Antonio Carlos Balestra Mottola
executiveI mean, just to add on to what Paolo said. I mean the fundamentals were very strong. And I mean -- and it is a bit of both. I mean we -- if you see, we are benefiting for sure from all the increase in demand, which is related to the reduction in the -- of the COVID lockdowns, the reopening of the economies. And already last year, we saw a big increase in the use of fuels for driving. And this year, the most important, let's say, factor driving the market instead, is jet-fuel. And as Paolo mentioned, there are some bottlenecks there because otherwise, the demand would have been even higher. So there are logistical problems in airports, logistical problems because of a lack of pilots -- but otherwise, we feel that this demand would have been even higher. And that is demand that we are going to continue benefiting from an increase in demand and jet-fuel also in the coming years, quite a strong increase. And of course, the higher oil price is impacting a bit demand for driving.
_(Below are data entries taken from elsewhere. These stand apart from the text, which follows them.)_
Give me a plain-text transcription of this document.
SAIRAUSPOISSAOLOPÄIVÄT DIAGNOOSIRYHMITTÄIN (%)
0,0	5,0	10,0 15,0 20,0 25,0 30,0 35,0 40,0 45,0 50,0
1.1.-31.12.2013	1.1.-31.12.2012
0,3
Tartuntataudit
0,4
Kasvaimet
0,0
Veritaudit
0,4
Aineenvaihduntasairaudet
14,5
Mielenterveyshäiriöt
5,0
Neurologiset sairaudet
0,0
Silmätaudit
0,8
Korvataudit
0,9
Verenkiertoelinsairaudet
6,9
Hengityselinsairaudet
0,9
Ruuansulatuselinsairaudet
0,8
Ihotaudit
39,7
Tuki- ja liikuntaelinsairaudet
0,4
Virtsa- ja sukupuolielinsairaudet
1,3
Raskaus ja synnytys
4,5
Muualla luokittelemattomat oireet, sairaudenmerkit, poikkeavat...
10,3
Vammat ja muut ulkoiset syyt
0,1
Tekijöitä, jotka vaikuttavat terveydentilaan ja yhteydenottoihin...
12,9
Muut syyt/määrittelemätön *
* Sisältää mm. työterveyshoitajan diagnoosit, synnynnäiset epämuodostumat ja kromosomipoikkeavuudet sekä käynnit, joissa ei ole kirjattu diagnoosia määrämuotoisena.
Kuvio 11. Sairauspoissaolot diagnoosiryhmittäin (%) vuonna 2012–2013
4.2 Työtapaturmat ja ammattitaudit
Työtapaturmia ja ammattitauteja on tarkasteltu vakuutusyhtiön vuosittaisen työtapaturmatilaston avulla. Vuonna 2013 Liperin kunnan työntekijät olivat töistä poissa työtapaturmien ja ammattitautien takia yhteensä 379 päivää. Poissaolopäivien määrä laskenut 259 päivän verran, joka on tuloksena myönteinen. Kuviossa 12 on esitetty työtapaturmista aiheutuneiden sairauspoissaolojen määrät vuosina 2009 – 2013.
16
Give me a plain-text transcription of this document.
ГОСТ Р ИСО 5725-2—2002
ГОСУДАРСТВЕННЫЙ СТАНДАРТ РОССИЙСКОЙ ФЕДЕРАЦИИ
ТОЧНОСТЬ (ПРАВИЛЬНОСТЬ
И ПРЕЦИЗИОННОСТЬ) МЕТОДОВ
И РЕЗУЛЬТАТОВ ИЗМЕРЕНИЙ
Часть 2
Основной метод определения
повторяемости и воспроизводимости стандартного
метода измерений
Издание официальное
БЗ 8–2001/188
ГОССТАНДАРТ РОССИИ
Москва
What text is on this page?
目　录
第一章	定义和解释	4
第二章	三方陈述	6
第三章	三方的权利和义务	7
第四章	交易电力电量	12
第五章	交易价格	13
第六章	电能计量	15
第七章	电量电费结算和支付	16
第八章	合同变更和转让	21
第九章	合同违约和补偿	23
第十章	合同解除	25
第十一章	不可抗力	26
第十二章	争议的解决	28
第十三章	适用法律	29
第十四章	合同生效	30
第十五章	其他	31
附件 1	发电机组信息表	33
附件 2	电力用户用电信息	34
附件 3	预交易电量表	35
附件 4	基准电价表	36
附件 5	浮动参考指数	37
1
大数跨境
But otherwise, demand for driving would have been even higher than what we are experiencing. But generally speaking, we are seeing a high increase in demand and a very high increase also in refining throughputs. And this is very important for the market. And this is a trend which is actually going to continue in the second half of this year. I mean we are going to continue seeing an increase -- quite a sharp increase in refining throughputs. And in -- and in oil demand, despite the headwinds, macroeconomic headwinds and the higher oil price. And so that could further provide further support to our market, especially in Q4, maybe -- and of course, that goes without saying that Ukrainian war also made an important role, as Paolo was saying because of the increase in the sailing distances. So I believe that Clarkson was estimating that the demand increased this year volume-wise was -- is going to be of around 7%. And the demand increase this year on a tonne mile basis. So taking into account the -- also the average distances sailed is around 13% to 14%. So I mean, there was -- there's an ongoing positive tonne mile effect because of this location of refineries. But a lot of this difference this year, in particular, is related to the Ukrainian war. So you could probably say that this 6% additional demand increase that difference between the tonne mile and the volume demand increase is -- a large part can be attributed to the Ukrainian war.
Operator
operatorThe next question is from Massimo Bonisoli of Equita.
Massimo Bonisoli
analystI have 2 questions. The first, I'm curious to hear your opinion on the proposal to put a cap on Russian crude and refining products, allowing traders maybe to buy Russian products on the market. Is that feasible in your opinion and may reduce the tonne mile effect on the market? And the second question, if you can better explain the new regulation measuring the emission per vessel on Page 29.
Paolo d'Amico
executiveI have to cap the first line. I mean, I'm not convinced that the cap on oil will work. I'm convinced that the cap on gas will work because gas has more rigid need of infrastructure. I mean you cannot move gas in the same way you are moving oil. Of course, you can move it, but the Russians are not that equipped. Instead, you can move oil in a more easy way as good as this way. So I think that the Russian, they will cheat a little bit on the story of our cap on the oil price. So this how much is going to affect us, but it's affecting us already because most of the fleet is avoiding your Russian trade -- and more we go to the end of the year when new sanctions on the insurance side will come in. As you know, the new sanctions are saying that if you load Russian oil or Russian product, you cannot be insured in Europe, which means you cannot be insured at all because all the insurance -- most of the insurance and the reinsurance industry is sitting in Europe. So at that point, certainly -- those barrel they have to go on different type of ships. And I'm thinking about the fleet, which Iranian and Venezuela have been using the last years to go over oil around. And at this point, we will serve also the Russians. So -- but our market, I don't think will be too much affected by this. The second one it will.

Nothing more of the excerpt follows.